Liza Lou's The Vessel was created for her first solo show in London in 2006. Made famous for her ambitious sculptural installations that replicate entire domestic environments in glimmering beads, Lou's London debut took her in a new and darker direction. The exhibition responded to conflicts in the Middle East, the death penalty and the often-damaging pursuit of religious ecstasy.

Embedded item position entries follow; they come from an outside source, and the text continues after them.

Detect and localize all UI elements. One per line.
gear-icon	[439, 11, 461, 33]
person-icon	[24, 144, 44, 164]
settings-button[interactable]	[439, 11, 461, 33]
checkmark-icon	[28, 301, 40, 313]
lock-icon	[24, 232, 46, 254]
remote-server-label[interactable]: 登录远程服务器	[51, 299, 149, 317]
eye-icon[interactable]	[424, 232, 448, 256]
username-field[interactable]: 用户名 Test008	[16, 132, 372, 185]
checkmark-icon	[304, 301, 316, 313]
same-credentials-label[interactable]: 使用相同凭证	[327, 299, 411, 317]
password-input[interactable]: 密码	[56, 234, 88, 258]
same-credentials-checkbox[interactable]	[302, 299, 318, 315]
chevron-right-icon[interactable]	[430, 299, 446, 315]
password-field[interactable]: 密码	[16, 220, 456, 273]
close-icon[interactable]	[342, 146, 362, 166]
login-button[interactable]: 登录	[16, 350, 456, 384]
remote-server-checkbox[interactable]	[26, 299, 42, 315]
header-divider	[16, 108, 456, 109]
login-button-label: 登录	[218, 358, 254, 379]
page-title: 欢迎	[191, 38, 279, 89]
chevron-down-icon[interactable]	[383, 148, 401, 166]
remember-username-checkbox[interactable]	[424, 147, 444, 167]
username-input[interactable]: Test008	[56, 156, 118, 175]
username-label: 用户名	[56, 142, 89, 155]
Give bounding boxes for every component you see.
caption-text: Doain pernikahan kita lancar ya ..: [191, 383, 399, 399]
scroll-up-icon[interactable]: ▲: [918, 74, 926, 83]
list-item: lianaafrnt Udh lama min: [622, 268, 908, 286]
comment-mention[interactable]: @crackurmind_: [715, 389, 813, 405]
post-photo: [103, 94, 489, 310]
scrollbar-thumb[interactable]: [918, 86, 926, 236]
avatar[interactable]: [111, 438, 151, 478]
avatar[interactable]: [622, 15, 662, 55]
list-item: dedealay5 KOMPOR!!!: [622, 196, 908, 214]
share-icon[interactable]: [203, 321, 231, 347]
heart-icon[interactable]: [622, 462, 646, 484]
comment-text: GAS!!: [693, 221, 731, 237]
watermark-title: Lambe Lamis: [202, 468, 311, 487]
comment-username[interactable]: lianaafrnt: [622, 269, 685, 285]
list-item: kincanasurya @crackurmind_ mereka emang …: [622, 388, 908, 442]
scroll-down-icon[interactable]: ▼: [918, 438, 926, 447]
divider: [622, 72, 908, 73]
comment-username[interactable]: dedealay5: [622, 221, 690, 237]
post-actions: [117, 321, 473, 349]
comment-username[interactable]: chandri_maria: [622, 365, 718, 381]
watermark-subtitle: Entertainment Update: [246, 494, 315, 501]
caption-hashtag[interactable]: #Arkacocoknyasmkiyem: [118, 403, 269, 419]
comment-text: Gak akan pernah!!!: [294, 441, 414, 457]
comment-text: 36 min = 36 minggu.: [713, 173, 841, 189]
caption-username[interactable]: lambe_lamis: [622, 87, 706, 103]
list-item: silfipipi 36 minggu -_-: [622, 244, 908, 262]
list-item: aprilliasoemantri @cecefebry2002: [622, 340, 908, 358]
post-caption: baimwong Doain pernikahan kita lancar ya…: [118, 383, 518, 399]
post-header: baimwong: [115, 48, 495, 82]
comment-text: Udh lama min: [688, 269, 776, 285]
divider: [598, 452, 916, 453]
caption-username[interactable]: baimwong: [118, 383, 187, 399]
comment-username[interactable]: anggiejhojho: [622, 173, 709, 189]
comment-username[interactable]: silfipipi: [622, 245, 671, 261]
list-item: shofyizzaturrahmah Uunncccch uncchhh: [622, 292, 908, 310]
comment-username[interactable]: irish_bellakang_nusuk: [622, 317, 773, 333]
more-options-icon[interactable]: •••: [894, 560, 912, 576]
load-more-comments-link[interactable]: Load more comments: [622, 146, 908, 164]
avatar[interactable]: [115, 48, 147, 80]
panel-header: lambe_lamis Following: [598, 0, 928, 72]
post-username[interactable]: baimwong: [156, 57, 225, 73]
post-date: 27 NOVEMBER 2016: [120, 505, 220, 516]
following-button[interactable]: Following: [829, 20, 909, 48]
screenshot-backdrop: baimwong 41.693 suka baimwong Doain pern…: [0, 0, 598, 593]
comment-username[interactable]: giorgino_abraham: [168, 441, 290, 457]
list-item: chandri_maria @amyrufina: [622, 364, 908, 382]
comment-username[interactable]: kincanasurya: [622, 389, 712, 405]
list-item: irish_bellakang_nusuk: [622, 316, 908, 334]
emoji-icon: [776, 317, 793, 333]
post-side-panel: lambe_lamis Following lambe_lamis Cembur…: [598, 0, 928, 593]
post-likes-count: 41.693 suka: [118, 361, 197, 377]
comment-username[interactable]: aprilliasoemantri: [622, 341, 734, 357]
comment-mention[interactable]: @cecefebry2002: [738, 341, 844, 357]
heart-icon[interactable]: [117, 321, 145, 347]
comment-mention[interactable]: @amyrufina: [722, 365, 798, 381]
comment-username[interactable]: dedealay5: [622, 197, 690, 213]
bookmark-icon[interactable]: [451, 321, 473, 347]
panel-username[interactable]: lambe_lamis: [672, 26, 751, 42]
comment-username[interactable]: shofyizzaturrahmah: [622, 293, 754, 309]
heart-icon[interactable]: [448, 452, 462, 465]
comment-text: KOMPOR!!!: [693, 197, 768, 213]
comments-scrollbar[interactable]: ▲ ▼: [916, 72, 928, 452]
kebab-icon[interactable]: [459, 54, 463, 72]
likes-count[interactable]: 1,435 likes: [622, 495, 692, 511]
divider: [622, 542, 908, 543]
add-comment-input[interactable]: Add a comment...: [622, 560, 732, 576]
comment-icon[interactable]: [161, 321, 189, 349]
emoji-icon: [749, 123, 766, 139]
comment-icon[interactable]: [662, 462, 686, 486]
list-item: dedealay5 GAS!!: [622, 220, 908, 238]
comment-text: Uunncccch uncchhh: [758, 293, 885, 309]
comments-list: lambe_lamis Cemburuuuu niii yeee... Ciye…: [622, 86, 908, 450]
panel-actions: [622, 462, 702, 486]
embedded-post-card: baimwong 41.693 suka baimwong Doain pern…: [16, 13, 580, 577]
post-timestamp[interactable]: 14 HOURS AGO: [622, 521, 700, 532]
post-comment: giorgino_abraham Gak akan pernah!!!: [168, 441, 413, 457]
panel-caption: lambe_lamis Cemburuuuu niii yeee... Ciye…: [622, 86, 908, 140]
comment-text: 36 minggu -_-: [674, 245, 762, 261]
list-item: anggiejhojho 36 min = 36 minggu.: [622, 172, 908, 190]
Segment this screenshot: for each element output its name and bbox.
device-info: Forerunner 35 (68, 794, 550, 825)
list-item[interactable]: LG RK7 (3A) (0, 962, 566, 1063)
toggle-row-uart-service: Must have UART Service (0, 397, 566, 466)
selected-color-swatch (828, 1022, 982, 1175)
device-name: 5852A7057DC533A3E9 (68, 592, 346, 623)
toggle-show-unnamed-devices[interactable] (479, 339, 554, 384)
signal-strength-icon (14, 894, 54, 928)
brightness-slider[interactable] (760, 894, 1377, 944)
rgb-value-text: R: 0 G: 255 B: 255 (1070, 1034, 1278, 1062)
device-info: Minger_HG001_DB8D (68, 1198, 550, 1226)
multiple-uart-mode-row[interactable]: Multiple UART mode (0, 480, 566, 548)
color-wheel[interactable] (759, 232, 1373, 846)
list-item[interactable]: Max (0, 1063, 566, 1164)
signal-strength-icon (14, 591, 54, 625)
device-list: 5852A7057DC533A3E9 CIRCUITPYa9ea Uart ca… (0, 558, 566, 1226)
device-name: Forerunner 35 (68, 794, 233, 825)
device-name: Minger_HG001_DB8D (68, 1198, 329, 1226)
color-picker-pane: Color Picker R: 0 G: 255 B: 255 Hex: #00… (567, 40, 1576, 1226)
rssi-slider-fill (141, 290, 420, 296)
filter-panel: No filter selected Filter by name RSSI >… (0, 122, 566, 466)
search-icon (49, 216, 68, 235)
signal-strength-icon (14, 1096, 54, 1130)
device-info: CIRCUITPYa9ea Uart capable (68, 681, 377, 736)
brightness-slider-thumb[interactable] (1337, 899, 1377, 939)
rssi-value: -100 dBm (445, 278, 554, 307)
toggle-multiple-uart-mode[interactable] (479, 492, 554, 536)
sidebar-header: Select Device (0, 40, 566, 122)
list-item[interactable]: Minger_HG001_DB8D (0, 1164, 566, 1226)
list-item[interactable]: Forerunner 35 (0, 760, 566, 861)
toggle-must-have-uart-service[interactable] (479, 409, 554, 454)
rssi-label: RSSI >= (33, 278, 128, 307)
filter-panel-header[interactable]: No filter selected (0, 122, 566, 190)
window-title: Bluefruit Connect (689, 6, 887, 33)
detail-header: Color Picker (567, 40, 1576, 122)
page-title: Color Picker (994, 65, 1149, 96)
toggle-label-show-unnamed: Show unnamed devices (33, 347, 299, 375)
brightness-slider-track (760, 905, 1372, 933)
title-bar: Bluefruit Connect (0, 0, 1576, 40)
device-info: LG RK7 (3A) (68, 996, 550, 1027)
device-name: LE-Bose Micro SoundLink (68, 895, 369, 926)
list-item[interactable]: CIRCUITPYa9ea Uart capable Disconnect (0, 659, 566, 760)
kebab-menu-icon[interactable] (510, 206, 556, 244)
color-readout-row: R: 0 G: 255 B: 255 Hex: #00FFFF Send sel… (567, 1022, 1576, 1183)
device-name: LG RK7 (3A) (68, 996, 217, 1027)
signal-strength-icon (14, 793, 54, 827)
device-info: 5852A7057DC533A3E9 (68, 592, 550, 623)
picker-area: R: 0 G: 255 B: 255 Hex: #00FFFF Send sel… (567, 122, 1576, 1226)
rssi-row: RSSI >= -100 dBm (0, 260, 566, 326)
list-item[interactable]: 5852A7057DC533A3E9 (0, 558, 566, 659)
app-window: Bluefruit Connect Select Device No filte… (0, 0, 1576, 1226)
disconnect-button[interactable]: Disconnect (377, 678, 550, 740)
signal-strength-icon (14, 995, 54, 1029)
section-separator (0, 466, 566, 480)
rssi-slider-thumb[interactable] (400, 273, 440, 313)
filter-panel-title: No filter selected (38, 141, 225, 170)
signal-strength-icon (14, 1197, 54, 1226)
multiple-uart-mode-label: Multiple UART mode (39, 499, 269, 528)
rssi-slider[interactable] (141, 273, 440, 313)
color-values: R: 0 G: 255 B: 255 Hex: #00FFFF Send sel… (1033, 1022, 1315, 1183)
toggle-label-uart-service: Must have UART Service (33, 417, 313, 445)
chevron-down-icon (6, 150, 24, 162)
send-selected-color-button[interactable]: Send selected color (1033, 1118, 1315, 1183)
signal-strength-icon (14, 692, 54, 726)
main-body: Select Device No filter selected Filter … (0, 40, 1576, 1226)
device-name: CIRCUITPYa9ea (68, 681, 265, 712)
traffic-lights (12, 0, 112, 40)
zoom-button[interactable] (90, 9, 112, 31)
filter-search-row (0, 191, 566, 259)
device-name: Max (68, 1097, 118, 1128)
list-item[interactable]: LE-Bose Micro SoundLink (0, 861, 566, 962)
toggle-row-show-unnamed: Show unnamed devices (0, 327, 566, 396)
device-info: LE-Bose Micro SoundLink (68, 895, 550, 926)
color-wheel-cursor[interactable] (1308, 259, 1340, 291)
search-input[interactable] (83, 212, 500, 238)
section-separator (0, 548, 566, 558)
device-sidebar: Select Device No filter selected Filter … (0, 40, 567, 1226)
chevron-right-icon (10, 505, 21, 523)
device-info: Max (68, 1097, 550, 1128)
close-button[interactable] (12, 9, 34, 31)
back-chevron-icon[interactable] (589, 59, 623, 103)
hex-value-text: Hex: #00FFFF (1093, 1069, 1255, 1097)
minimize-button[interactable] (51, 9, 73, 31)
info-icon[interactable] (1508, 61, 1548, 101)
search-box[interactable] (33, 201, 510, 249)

In The Vessel Lou presents the viewer with a life-sized Christ-like figure buckling under the weight of his heavy burden. Yet this seemingly unrecorded station of the cross confers a further indignity on the suffering Christ by beheading his meticulously beaded body. The red tunnel of his trachea forms the vessel of the sculpture's title, into which mankinds pain and torment might be poured. Lous familiarity with this universal embodiment of torture and agony reaches back into her childhood in the Bible Belt of America. The Los Angeles based artist was raised by Pentecostal parents in Minnesota, and was witness to the exorcisms, tongue-speaking and blind hypocrisies of their beliefs. But The Vessel is not an explicitly personal narrative, but may rather be seen as a symbol of arts ability to fulfill a spiritual dimension in life.
Lou has described her astonishingly labour intensive process of creation as a meditative act that combines both conceptual and craft elements. Her sculptures are painstakingly constructed from thousands of beads laid onto their foundation with tweezers. This gives The Vessel its halo of luminosity and creates a tension between the whole and the sum of its parts. Recalling the Minimalists obsession with repetition and materiality, Lou uses the minutia of her materials to seduce and hold our gaze. Every bead acts as a reminder of the hand that placed it there and the belief it took to do so. To observe The Vessel is therefore a humbling and contemplative experience that conveys a sense of hope and light despite its sombre subject.